Patterns of thinking in militant extremism
Saucier, G., Akers, L. G, Shen-Miller, S., Knezevic, G. & Stankov, L. (2009). Patterns of thinking in militant extremism. Perspectives on Psychological Science,4 256-271. United States of America: Sage Publications Ltd. Retrieved from https://doi.org/10.1111/j.1745-6924.2009.01123.x
Recurrent features of the thinking pattern (or mind-set) of violent militant extremists are delineated, discussed, and related to previous research and theory. We examined extremist groups from a diverse range of continents, cultures, and political and religious orientations. We compared statements by (and, to some degree, statements about) these groups and formulated 16 themes common to the militant-extremist mind-set.

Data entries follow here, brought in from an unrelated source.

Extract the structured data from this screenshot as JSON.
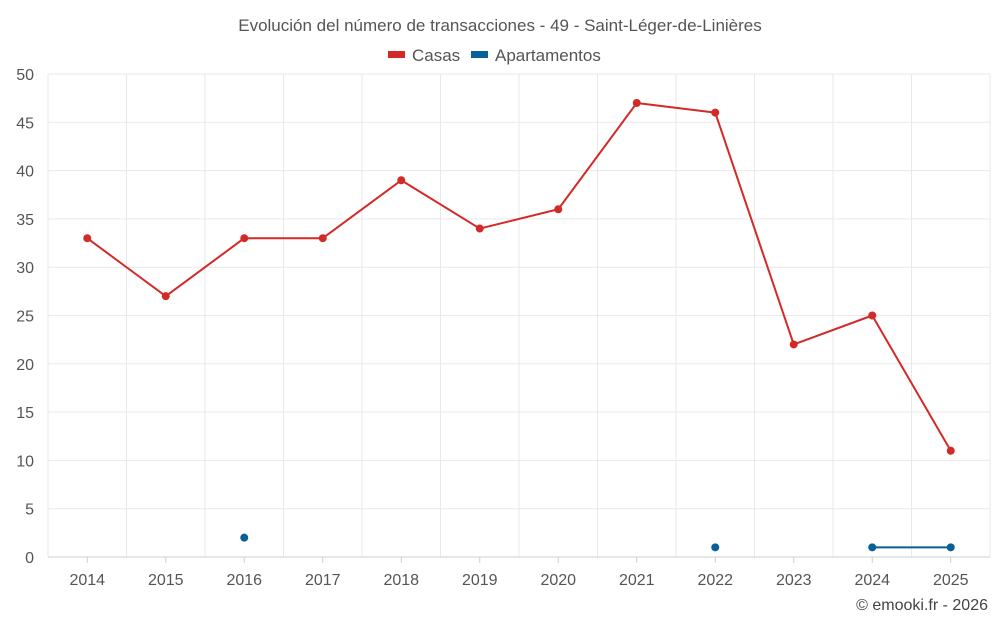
{
  "chart_data": {
    "type": "line",
    "title": "Evolución del número de transacciones - 49 - Saint-Léger-de-Linières",
    "categories": [
      "2014",
      "2015",
      "2016",
      "2017",
      "2018",
      "2019",
      "2020",
      "2021",
      "2022",
      "2023",
      "2024",
      "2025"
    ],
    "series": [
      {
        "name": "Casas",
        "color": "#d32a27",
        "values": [
          33,
          27,
          33,
          33,
          39,
          34,
          36,
          47,
          46,
          22,
          25,
          11
        ]
      },
      {
        "name": "Apartamentos",
        "color": "#07609a",
        "values": [
          null,
          null,
          2,
          null,
          null,
          null,
          null,
          null,
          1,
          null,
          1,
          1
        ]
      }
    ],
    "ylim": [
      0,
      50
    ],
    "yticks": [
      0,
      5,
      10,
      15,
      20,
      25,
      30,
      35,
      40,
      45,
      50
    ],
    "grid": true,
    "legend_position": "top-center",
    "xlabel": "",
    "ylabel": ""
  },
  "credit": "© emooki.fr - 2026"
}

Among these themes are perceptions of a crisis involving violations of posited sacred values, along with justifications for the use of violence to remediate such problems. There are indications that such themes are not infrequent in the general population. For example, research participants failed to strongly disassociate themselves from the sentiments and framings found in the fanatical items, which undercuts the notion that militant-extremist thinking represents bizarre ideation. Militant-extremist thinking appears to represent a major, aggressive form of fanaticism affected by both dispositional and situational factors. Key themes in this thinking pattern might fit together to construct a potentially compelling narrative, which may be a key part of the ideological appeal of salient militant-extremist groups.